Amal Mattu, ’93, residency director for emergency medicine, is an award-winning teacher and nationally recognized for emergency medicine curriculum development. Under his direction, the residency program has blossomed. Maryland is the only institution in the country to have a four-track emergency medicine residency training program. Its primary three-year program accommodates 30 residents. The combined, five-year EM/IM track and six-year, triple boarded EM/IM/critical care track are both co-directed by Michael Winters, MD, and each accept two residents every year. Another two residents are accepted annually for the combined, five-year EM/pediatrics track, co-directed by David Jerrard, MD. Also supporting resident education is a nationally-recognized emergency ultrasound program developed by Brian Euerle, MD.
With such strong talent in the pipeline, Browne is leading another charge—to conquer the field of research with the same success they’ve had with education and clinical practice. “Several members of our faculty have been involved in collaborative research with other departments, and through that synergy we have started getting some noteworthy NIH grants,” he says. “Many of these have been in the area of public health and health surveillance studies, as well as more recent collaborative research with departments such as neurology,” Browne says.
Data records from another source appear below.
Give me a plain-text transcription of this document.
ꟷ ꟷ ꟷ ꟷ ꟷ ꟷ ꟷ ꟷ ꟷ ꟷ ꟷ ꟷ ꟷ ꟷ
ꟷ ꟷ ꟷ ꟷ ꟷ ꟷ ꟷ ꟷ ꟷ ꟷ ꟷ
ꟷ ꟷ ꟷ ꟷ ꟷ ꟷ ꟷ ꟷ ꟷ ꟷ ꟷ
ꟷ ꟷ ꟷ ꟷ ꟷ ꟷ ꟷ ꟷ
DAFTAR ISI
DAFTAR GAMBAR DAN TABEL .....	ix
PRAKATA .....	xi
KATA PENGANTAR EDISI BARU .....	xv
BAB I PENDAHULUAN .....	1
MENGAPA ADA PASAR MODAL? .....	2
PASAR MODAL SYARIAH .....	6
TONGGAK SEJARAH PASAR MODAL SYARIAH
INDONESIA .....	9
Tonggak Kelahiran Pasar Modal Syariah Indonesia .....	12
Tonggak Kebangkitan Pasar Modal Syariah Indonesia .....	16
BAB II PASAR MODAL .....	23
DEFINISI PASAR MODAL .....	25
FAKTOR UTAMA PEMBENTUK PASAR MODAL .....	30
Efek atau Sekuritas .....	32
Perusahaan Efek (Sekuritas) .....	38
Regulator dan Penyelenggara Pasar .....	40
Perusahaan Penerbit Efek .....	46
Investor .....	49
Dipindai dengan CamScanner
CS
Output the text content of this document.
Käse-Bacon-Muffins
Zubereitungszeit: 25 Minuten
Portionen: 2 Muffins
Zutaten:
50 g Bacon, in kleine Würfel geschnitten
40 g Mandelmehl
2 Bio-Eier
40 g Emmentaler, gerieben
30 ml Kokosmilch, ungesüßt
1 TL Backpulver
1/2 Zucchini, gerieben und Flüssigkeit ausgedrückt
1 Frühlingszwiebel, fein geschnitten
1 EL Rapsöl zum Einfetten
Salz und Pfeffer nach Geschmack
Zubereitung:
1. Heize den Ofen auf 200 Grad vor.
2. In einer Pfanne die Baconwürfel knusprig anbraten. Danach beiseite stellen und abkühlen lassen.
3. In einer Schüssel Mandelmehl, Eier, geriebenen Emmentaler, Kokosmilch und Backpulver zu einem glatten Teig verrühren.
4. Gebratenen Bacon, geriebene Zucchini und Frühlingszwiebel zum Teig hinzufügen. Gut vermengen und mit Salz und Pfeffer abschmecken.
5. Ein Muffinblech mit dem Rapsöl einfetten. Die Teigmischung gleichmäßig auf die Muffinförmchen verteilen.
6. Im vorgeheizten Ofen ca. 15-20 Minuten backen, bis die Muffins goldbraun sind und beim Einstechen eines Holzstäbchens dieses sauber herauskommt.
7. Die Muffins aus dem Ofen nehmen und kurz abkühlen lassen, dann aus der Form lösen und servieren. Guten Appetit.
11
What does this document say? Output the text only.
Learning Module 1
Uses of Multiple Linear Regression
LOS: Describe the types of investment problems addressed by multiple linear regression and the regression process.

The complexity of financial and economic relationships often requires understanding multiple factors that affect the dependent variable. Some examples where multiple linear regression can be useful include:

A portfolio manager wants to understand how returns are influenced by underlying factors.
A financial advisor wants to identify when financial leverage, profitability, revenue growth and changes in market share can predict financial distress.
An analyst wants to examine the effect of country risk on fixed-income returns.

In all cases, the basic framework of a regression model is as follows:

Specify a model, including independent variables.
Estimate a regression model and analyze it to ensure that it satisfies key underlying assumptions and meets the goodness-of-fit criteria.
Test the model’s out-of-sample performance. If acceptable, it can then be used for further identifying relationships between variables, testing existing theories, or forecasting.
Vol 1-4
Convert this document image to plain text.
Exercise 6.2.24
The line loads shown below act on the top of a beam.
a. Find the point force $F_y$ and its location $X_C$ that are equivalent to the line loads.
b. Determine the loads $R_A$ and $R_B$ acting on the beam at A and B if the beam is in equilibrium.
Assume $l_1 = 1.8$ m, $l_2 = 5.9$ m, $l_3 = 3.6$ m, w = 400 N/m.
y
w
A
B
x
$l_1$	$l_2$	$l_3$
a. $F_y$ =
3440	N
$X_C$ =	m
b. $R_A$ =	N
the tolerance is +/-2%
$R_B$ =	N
Heading up the department’s research effort are associate professor Jon Mark Hirshon, MD, and associate professor Michael Witting, MD. Hirshon is principal investigator for more than $2.4 million in federal research grants and is principal investigator for an injury prevention training grant in Egypt. It includes traveling with his team to the Middle East to train Iraqi and Egyptian health professionals in emergency preparedness and disaster response.
“We have enormous potential,” concludes Browne. “Maintaining excellence in areas where we’ve already achieved excellence is no less of a priority, though. We have a great program, and we need
to pay attention to it to make certain it stays great.”
Barish is confident it will. “Brian deserves so much credit for bringing this department to where it is today,” he raves. “And I’m excited to see the way it will continue to grow under his leadership.”